Title: The Effect of Vibrating Splint on Hand Function After Stroke Summary: This study aims to investigate the effectiveness of a vibrating splint in improving hand function and reducing spasticity among individuals who have experienced a stroke. Stroke is a major global health issue, often resulting in long-term disability and impairments in the upper limbs. Spasticity, a common complication of stroke, causes stiffness and involuntary muscle contractions, leading to difficulties in performing daily activities. Current treatment options for spasticity include medications and physical therapy techniques. However, these approaches may have limitations in terms of effectiveness and duration of benefits.

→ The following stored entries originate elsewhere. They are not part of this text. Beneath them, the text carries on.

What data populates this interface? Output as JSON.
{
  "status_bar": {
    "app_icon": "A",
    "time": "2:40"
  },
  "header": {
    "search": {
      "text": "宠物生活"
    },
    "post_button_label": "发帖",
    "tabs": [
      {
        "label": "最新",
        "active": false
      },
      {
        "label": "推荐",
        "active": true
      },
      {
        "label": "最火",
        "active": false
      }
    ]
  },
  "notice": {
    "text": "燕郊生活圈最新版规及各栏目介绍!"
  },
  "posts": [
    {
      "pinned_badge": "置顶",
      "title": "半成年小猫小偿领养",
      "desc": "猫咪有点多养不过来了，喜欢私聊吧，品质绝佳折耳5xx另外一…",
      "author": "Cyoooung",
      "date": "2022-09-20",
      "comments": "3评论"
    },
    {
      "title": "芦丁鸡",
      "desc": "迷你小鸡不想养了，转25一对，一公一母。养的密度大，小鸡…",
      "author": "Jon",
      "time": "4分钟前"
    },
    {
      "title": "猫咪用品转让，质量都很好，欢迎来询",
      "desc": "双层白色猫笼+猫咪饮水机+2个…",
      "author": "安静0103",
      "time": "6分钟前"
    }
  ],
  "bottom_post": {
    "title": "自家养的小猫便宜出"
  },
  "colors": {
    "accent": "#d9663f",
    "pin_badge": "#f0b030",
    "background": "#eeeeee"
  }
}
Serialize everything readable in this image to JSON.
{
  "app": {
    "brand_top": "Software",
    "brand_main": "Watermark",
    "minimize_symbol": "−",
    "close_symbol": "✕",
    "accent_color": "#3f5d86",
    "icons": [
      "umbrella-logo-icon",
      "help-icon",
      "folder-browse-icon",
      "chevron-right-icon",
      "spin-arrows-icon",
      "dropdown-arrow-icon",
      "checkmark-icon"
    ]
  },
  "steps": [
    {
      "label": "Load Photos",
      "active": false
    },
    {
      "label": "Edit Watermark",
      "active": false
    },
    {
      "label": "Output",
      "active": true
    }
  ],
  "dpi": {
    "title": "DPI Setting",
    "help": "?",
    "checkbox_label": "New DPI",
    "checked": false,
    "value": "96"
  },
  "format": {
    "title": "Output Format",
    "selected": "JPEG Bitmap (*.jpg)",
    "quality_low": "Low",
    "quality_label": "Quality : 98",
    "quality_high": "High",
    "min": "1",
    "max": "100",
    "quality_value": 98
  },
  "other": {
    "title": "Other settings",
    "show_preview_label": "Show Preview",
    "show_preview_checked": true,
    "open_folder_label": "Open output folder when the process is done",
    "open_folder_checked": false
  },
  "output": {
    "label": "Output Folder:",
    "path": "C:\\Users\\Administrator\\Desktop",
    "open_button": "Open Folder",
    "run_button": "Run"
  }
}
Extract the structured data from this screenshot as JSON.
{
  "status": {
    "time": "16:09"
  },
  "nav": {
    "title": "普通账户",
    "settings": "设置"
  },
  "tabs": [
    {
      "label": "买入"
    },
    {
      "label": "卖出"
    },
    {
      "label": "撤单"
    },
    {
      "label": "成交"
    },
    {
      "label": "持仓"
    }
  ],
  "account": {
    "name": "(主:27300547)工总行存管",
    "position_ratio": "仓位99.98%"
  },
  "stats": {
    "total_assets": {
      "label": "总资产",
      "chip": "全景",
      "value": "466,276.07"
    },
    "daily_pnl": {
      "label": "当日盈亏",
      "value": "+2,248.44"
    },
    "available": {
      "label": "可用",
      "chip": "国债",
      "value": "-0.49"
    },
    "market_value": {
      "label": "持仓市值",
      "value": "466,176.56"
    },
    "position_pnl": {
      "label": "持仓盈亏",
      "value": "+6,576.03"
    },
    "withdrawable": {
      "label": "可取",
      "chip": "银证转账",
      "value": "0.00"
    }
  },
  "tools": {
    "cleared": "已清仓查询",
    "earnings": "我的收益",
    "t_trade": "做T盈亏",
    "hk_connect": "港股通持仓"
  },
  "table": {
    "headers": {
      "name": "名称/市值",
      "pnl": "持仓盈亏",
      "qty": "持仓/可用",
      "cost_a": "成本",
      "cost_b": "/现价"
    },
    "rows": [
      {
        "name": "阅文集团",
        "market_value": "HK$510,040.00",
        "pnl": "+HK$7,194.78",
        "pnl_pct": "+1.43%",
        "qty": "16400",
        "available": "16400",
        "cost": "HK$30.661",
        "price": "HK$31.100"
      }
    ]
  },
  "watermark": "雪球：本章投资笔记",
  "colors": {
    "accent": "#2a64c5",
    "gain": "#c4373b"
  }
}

Therefore, non-pharmacological interventions are being explored to enhance rehabilitation outcomes. The hypothesis of this study is that the use of a vibrating splint, which applies mechanical vibrations to the hand muscles, will decrease spasticity and improve hand functionality in individuals with chronic stroke. The vibrations from the splint stimulate the sensory receptors in the skin and muscles, leading to muscle relaxation and improved motor control. The study will be conducted as a pilot randomized controlled trial, involving participants who meet specific eligibility criteria. The participants will be divided into three arms, with each arm receiving a different intervention. Outcome measures, including assessments of spasticity, range of motion, pain levels, and functional abilities, will be collected before and after the intervention period. The findings from this study will contribute to the understanding of non-pharmacological approaches in managing spasticity and improving hand function after stroke. If the vibrating splint proves to be effective, it could offer a safe and accessible option for stroke survivors to enhance their recovery and regain independence in daily activities. This research is essential as it addresses the need for more effective interventions for spasticity management and hand rehabilitation after stroke. By providing valuable insights into the potential benefits of the vibrating splint, this study has the potential to improve the quality of life for individuals who have experienced a stroke and empower them to regain control over their hand movements.